O mundo é todo o tangível e o inteligível ao alcance do homem.
Neste mundo que nos é dado viver, todo o sensível que se nos depara, ou é anterior ao homem e dele não depende, ou é posterior ao homem e dele pendente. Ali vemos a natureza, aqui a arte; esta imita aquela. Toda a arte é análoga à natureza. Só pela filosofia, pela arte ou pela religião, o homem compreende o mundo.

E se a arte é uma árvore frondosa cujas antigas e principais ramificações são o canto, a música, a dança, a pintura, a escultura, a arquitectura, o teatro, a literatura e a poesia, a partir das quais emanam todas as outras menores artes, o desenho é o seu portentoso e pujante tronco. É pela degradação do desenho que a evanescência da arte contribui para a desolação actual do mundo, pelo que se torna imperioso reabilitar o desenho no ensino das artes. Neste sentido procuramos contribuir com um programa genérico destinado ao desenvolvimento e aprendizagem do desenho no ensino das artes.
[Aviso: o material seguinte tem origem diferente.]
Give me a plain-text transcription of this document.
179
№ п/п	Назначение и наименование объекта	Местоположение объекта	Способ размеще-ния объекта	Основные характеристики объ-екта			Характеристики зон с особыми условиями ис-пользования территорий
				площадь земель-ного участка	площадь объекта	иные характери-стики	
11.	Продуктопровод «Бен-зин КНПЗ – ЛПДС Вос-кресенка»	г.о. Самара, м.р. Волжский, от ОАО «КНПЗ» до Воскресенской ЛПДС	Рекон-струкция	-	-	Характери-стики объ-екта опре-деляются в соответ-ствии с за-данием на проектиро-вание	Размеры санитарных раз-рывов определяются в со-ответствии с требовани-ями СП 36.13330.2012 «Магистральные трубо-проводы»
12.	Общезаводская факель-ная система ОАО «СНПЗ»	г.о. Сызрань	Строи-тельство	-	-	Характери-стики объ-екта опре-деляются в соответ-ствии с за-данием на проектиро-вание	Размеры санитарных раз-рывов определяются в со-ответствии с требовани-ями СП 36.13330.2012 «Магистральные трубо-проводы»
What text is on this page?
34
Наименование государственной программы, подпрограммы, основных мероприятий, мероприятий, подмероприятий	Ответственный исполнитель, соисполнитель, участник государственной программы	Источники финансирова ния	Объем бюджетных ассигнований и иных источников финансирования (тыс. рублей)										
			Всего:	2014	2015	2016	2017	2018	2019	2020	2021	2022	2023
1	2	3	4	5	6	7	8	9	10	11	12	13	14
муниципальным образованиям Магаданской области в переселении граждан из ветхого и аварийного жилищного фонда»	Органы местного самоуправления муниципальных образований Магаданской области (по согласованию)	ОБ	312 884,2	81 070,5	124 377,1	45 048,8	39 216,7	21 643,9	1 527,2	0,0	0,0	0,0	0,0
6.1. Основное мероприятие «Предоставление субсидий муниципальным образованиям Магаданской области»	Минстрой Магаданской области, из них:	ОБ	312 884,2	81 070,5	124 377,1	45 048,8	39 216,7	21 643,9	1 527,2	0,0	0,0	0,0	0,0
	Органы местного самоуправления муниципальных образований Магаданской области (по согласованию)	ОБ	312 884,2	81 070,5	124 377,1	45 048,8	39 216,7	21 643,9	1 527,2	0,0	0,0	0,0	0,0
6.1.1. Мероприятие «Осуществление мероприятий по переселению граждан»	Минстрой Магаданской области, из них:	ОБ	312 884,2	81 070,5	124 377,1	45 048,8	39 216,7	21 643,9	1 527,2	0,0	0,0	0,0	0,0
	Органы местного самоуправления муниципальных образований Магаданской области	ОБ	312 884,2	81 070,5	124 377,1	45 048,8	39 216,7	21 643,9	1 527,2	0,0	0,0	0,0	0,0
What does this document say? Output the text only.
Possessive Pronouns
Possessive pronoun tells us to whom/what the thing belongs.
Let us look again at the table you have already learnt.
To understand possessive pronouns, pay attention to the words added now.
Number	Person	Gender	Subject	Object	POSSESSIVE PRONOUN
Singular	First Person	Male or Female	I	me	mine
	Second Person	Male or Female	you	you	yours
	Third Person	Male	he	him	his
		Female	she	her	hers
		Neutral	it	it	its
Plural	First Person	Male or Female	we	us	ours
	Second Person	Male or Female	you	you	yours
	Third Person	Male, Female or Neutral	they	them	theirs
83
Ao mestre interessado e responsável caberá a adaptação de metodologia, e a aplicação e o uso dos meios que entender mais adequados a fazer desabrochar no aprendiz a expressão livre da sua visão e do seu conhecimento.

Pretende-se que pela actividade que o desenho supõe, o aprendiz desenvolva as suas capacidades especulativas, ou de entendimento, compreensão e reflexão de imagens.
Queremos significar a imagem como a expressão, na mente, de uma ideia, portanto “cosa mentale” segundo a expressão consagrada. Diz-se da ideia o que em cada indivíduo se anuncia como original e que o motivará no sentido da verdade. O entendimento corresponderá à possibilidade, abertura e capacidade, em cada indivíduo, para a formação de uma ideia; a fixação, a articulação e a concentração dos dados para a possível definição da ideia, a isso chamamos compreensão; à projecção, configuração e materialização da imagem chamamos reflexão. O desenvolvimento destas três actividades processar-se-á gradativa e organicamente do entendimento até à reflexão, não sendo, pois, possível a reflexão sem a compreensão, nem a compreensão sem o entendimento. Neste sentido o entendimento é um dom. A este acto que pressupõe uma duração temporal, chamaremos especulação; à actividade perene de que esse acto depende e se suporta chamaremos pensamento. No pensamento artístico a matéria será o sensível que finalmente pode admitir, moldar e abrigar a ideia na forma de imagem, pois as imagens é que são o conteúdo desta disciplina. Neste sentido, advém como objectivo da aplicação deste contributo programático habilitar o aprendiz com as técnicas de representação ou de desenho que lhe sejam acessíveis.

DESENVOLVIMENTO

O programa de desenho será desenvolvido em dois andamentos sucessivos: o primeiro, Desenho I, tratará da compreensão das formas da natureza, a fim de habilitar o aprendiz a imaginar as realidades que o cercam; o segundo, Desenho II, tratará da compreensão das formas da arte, tendo como finalidade e em sucessão articulada com o andamento anterior, habilitar o aprendiz a conhecer as representações que essas realidades tiveram na história das artes.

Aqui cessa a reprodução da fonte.